Why the Gospel of Self-Improvement Isn't Good News
If you want to sell millions of books, tell readers they can be their own hero. Tell them if they don’t have what they want, they need to demand it. Tell them that they can have everything if they work hard enough: the beautiful family, the booming business, the world-changing nonprofit venture.
For Ruth Chou Simons, being her own hero doesn’t seem all that freeing. It looks exhausting.
She has one overarching message in her new book, When Strivings Cease: Replacing the Gospel of Self-Improvement with the Gospel of Life-Transforming Grace, published by Nelson Books.
“The one thing I want you to know, more than anything else,” she writes, “is that if you are truly in Christ, you can stop trying so hard to be who you already are in Jesus.”
Simons is an artist, entrepreneur, and speaker. She and her husband, Troy, have six boys. Her previous works include GraceLaced. Simons goes on to explain in When Strivings Cease, “We’re working so hard to bloom, to bend, to please that we’ve neglected the soil from which we flourish.” And she concludes with a question: “What if our striving is really worship of ourselves as god?”

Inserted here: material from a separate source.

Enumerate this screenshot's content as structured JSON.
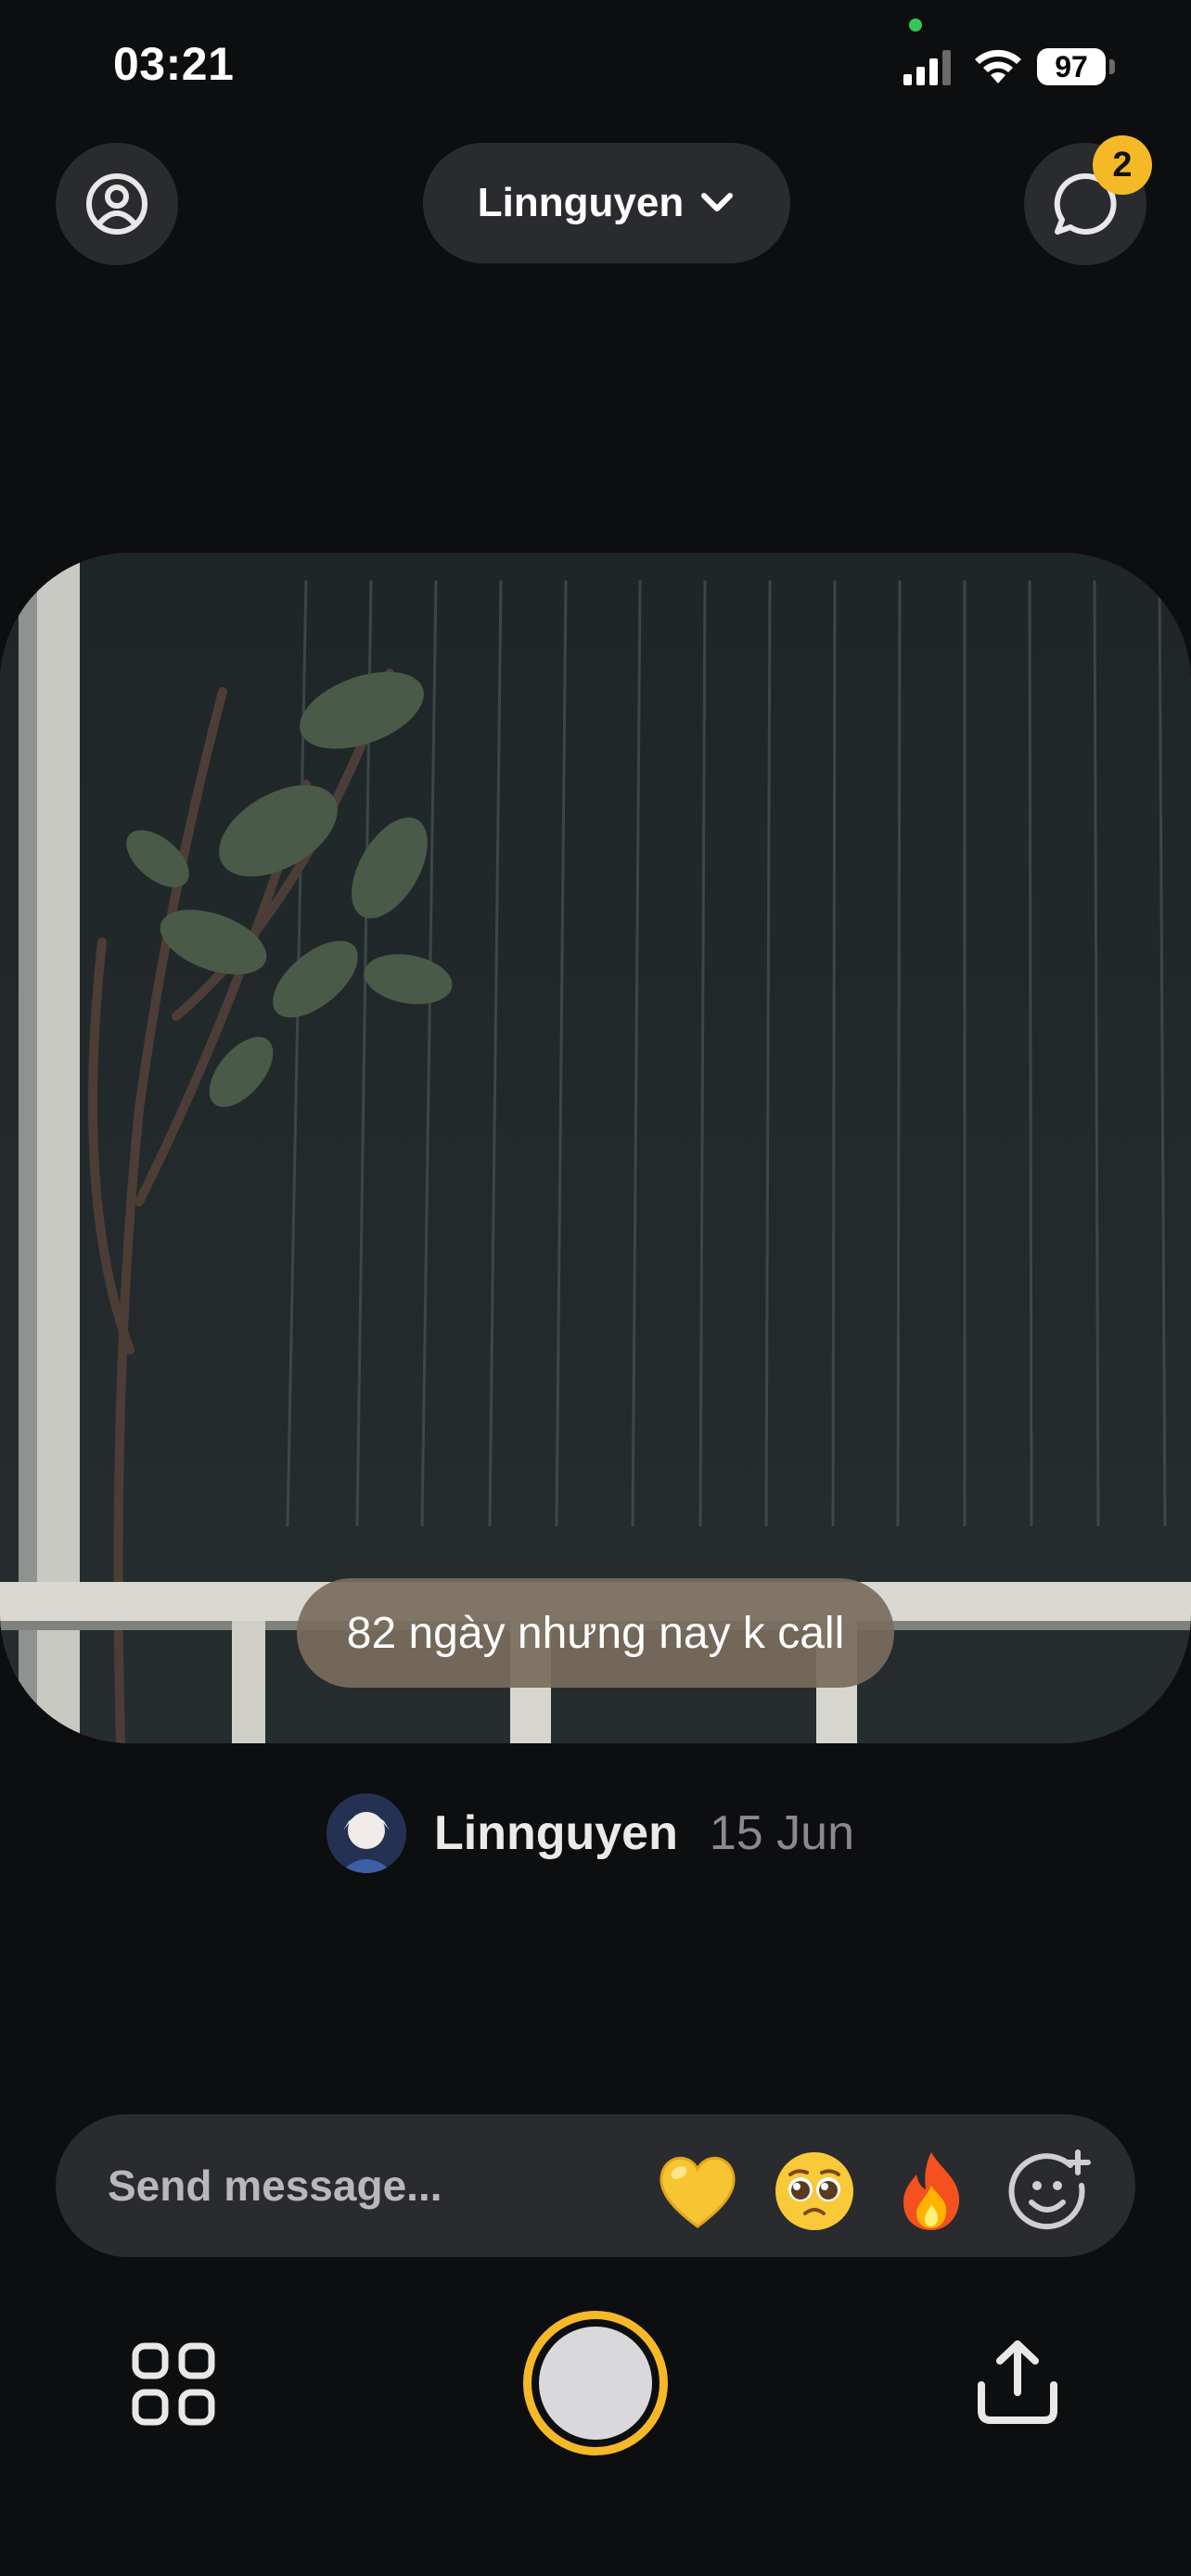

Simons will be leading three breakout sessions at The Gospel Coalition’s 2022 Women’s Conference, June 16 to 18, including one on her new book. Given the prevalence of what she calls the self-improvement gospel, I’m grateful for this work that focuses on the grace of God. Self-acceptance, she reminds us from God’s Word, doesn’t come from self-love but from the redemption of Jesus Christ, where God demonstrates his love for us as sinners. That’s why she can write, “[S]elf-righteous striving is more hopeless than you want to believe, but grace is more life-transforming than you realize.”